L’état de l’enseignement dans le monde
Selon l’enquête TALIS 2024 de l’OCDE
En octobre 2025, l’Organisation de coopération et de développement économiques (OCDE) a révélé les résultats de son enquête TALIS 2024, une vaste étude mondiale sur la profession enseignante. Avec 280 000 participants dans 55 systèmes éducatifs, cette étude a mis en évidence une profession résiliente mais sous haute tension.

Au Canada, seule la province de l’Alberta a participé à cette étude, et ce, uniquement au niveau secondaire. Cette participation partielle ne permet pas de brosser un portrait représentatif de l’ensemble du pays, en particulier de la situation au Québec.
Le vieillissement du corps enseignant : une tendance internationale

Un amour du métier qui résiste… pour l’instant
Malgré les défis et les obstacles, les enseignants ont un amour profond pour leur profession. À l’échelle mondiale, près de 90% se disent globalement satisfaits et trois quarts signeraient à nouveau pour cette carrière. Ce socle de motivation reste solide en raison d’un fort sentiment d’utilité sociale.
Mais attention aux fissures. En France, cette satisfaction tombe à 54 %, l’un des taux les plus bas du monde. De plus, l’Alberta, notre seule porte d’entrée vers la réalité canadienne, semble connaître des difficultés, car le taux de satisfaction y a diminué de 7 points par rapport à 2018.

L’Alberta : championne du stress
Si l’Alberta fait figure de bon élève en matière d’équipement technologique, ses indicateurs de bien-être virent au rouge vif. En effet, 42 % des enseignants albertains déclarent ressentir « beaucoup » de stress au travail, soit plus du double de la moyenne mondiale (19 %).
Cette pression n’est pas abstraite. Elle découle de journées de travail très longues (près de 47 heures par semaine, contre 41 ailleurs), ainsi que d’une charge mentale écrasante. La gestion de la classe y est particulièrement lourde : les enseignants de l’Alberta y consacrent 20 % de leur temps, soit bien davantage que leurs collègues de l’international (15 %).
Le virage de l’IA : deux vitesses
L’enquête révèle une fascinante fracture numérique.

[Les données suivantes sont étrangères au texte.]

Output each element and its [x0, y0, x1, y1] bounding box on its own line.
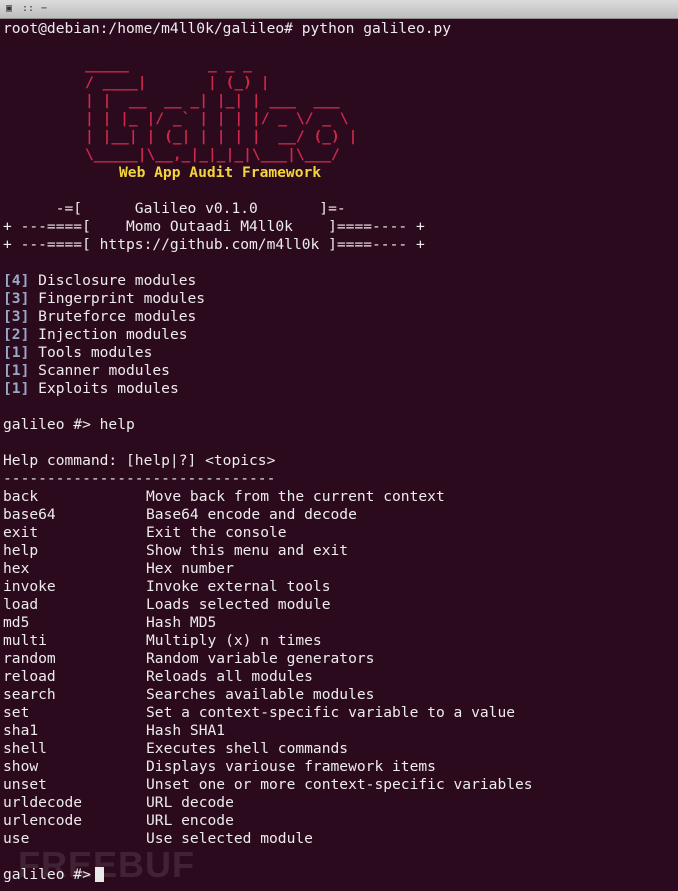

Alors que 75 % des enseignants à Singapour et aux Émirats arabes unis utilisent l’intelligence artificielle, seuls 14 % d’entre eux le font en France.

L’Alberta, quant à elle, se distingue par son audace : 61 % des enseignants y utilisent déjà l’IA, principalement pour créer des plans de cours. C’est presque le double de la moyenne mondiale (36 %). Cependant, malgré cet usage intensif, la demande de formation reste urgente, ce qui suggère que l’outil a été adopté plus rapidement que sa documentation.
La reconnaissance : le maillon faible
Voici peut-être la constatation la plus amère : les enseignants se sentent utiles, mais peu écoutés. En Alberta, le sentiment de valorisation de la société a chuté brutalement de 28 points en six ans. La satisfaction salariale est aussi en baisse de 26 points, ce qui illustre bien le fossé grandissant entre l’investissement demandé et la reconnaissance perçue.
En bref, ce qu’il faut retenir
TALIS 2024 nous offre un reflet ambivalent. D’un côté, on voit une profession engagée et prête à innover, comme en témoigne l’adoption de l’IA en Alberta. De l’autre, il met en lumière des systèmes qui fonctionnent à pleine capacité, épuisant les professionnels sous une charge administrative et disciplinaire accrue.
Même si l’Alberta continue à servir de baromètre, le système éducatif de cette province pourrait bien cacher une fatigue structurelle qui doit être traitée en urgence. Pour le Canada, l’absence des autres provinces qui ont chacune leur propre ministère de l’Éducation constitue un « silence assourdissant » dans ce portrait.